Ugualmente controversa è la questione della sua origine. Un documento molto più tardo (un placito del 26 febbr. 845) ricorda la fondazione del monastero di S. Maria in Organo presso Verona da parte di un certo duca Lupo e di sua moglie "Ermilenda" [sic]. Dal momento che l'ultimo atto di L. in quanto duca di Spoleto (Codice diplomatico longobardo, IV, 1, n. 13) riguardava la fondazione del monastero femminile di S. Giorgio di Rieti, nell'aprile 751, e fu emanato a nome della coppia ducale L. ed Ermelinda, si è ragionevolmente concluso che fossero le stesse persone; da tale identificazione si ricaverebbe inoltre l'origine veronese, o almeno veneta, di L. duca di Spoleto.
Se la nascita o gli antecedenti di L. rimangono oscuri, la cronologia della sua attività in quanto duca di Spoleto non risente di tali incertezze. Appare nella documentazione nel 745, essendo succeduto nel corso del 744 o nei primi mesi del 745 al duca Agiprando (743-744 circa), successore a sua volta di Trasmondo (II) (719/720-742/744). È menzionato per l'ultima volta, ancora come duca, nel 751 e già nel luglio dello stesso anno un documento regio emanato dal re longobardo Astolfo lo menziona come "Lupo, qui fuit dux civitatis nostrae Spoletanae" (Codice diplomatico longobardo, III, 1, n. 23).

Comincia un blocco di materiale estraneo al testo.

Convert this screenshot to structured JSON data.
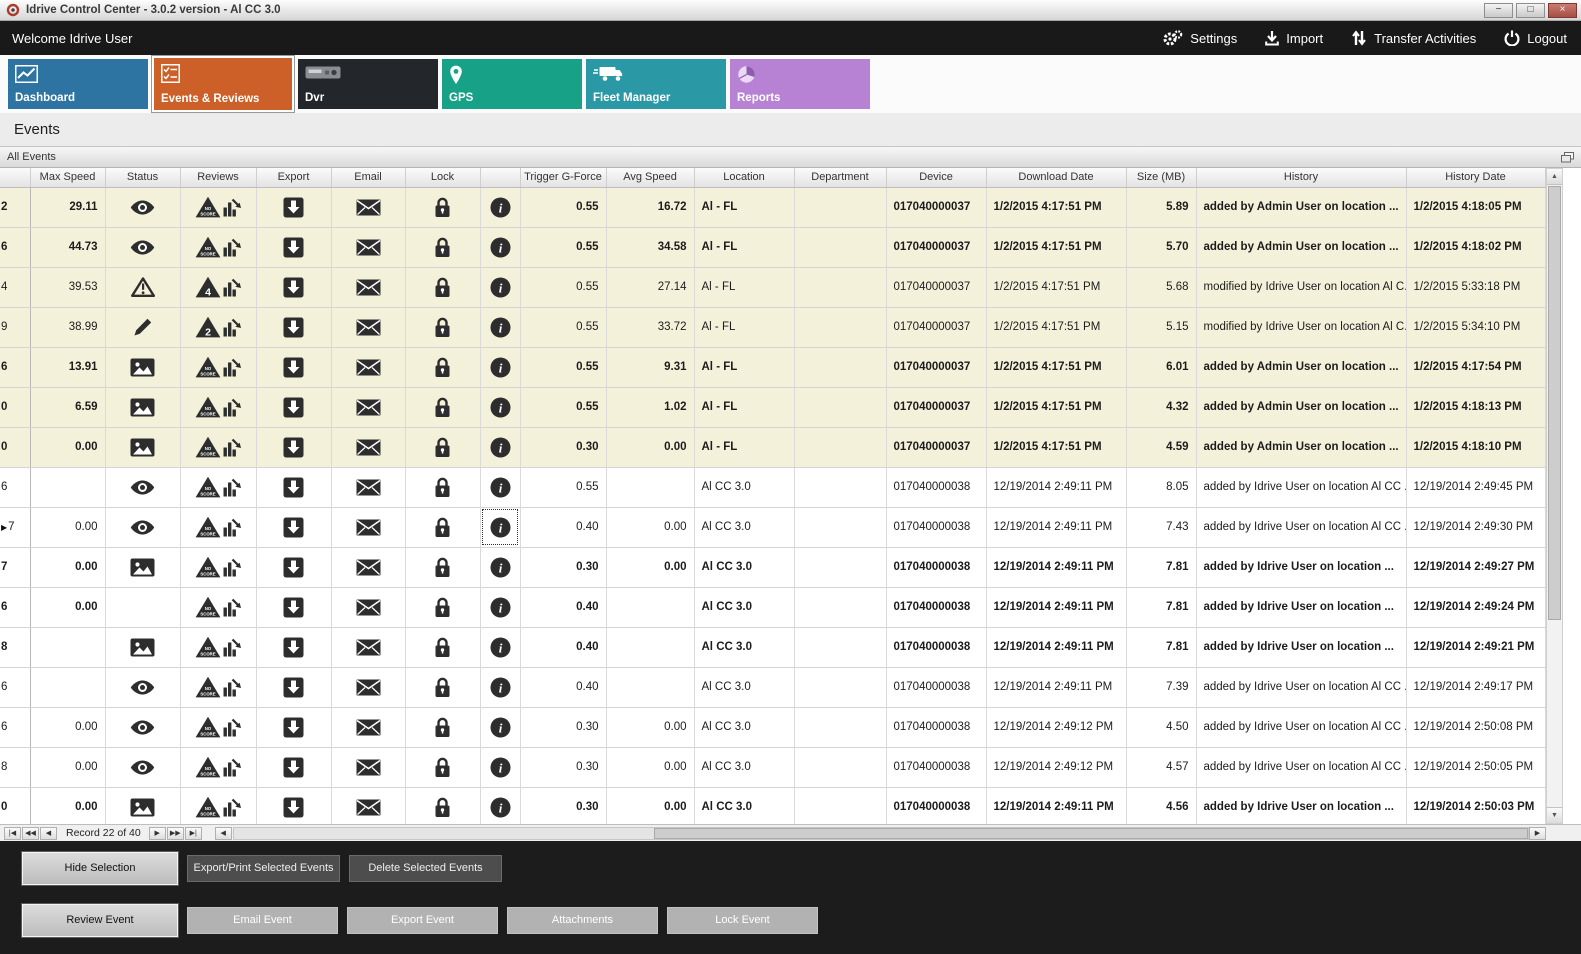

In questo spazio cronologico L. appare come un protettore di rilievo del monastero di Farfa, allora importantissimo centro religioso alla cerniera tra il Ducato romano e quello spoletino, al quale egli fece dono di terreni e diritti. Il solo documento di L. relativo a una istituzione che non sia Farfa, l'atto di fondazione del monastero di S. Giorgio a Rieti già citato, pone comunque anche quel nuovo centro religioso sotto la tutela del grande monastero della Sabina. Attraverso queste manifestazioni di devozione L. si inseriva dunque negli ormai tradizionali rapporti tra il Ducato spoletino e il monastero farfense, un tratto caratteristico dell'ultimo secolo dell'epoca longobarda nella regione e di massima importanza per la vita culturale del Ducato stesso, per il quale Farfa assunse un ruolo paragonabile a quello di Montecassino per Benevento nel secolo seguente.
L'esistenza di L., superando il silenzio delle fonti narrative, deve essere considerata alla luce dei complessi rapporti nella prima metà del secolo VIII tra gli ultimi re longobardi e i Ducati di Spoleto e Benevento. I rapporti tra il Regno e i ducati meridionali, territorialmente da esso separati da una striscia di terra ancora ufficialmente sotto l'autorità bizantina, erano sempre stati contraddistinti da una complessa combinazione di solidarietà longobarda sovraregionale e di tendenza autonomistica dei Ducati nei confronti dell'autorità regia, ma nella prima metà del secolo VIII tali rapporti si deteriorarono, in particolare sotto il duca spoletino Trasmondo (II). Questi aveva coltivato una politica altalenante tra il Regno longobardo e i suoi tradizionali nemici, Bisanzio e il papa, prima di essere finalmente deposto da re Liutprando dopo una vittoriosa spedizione fino a Spoleto nel 742.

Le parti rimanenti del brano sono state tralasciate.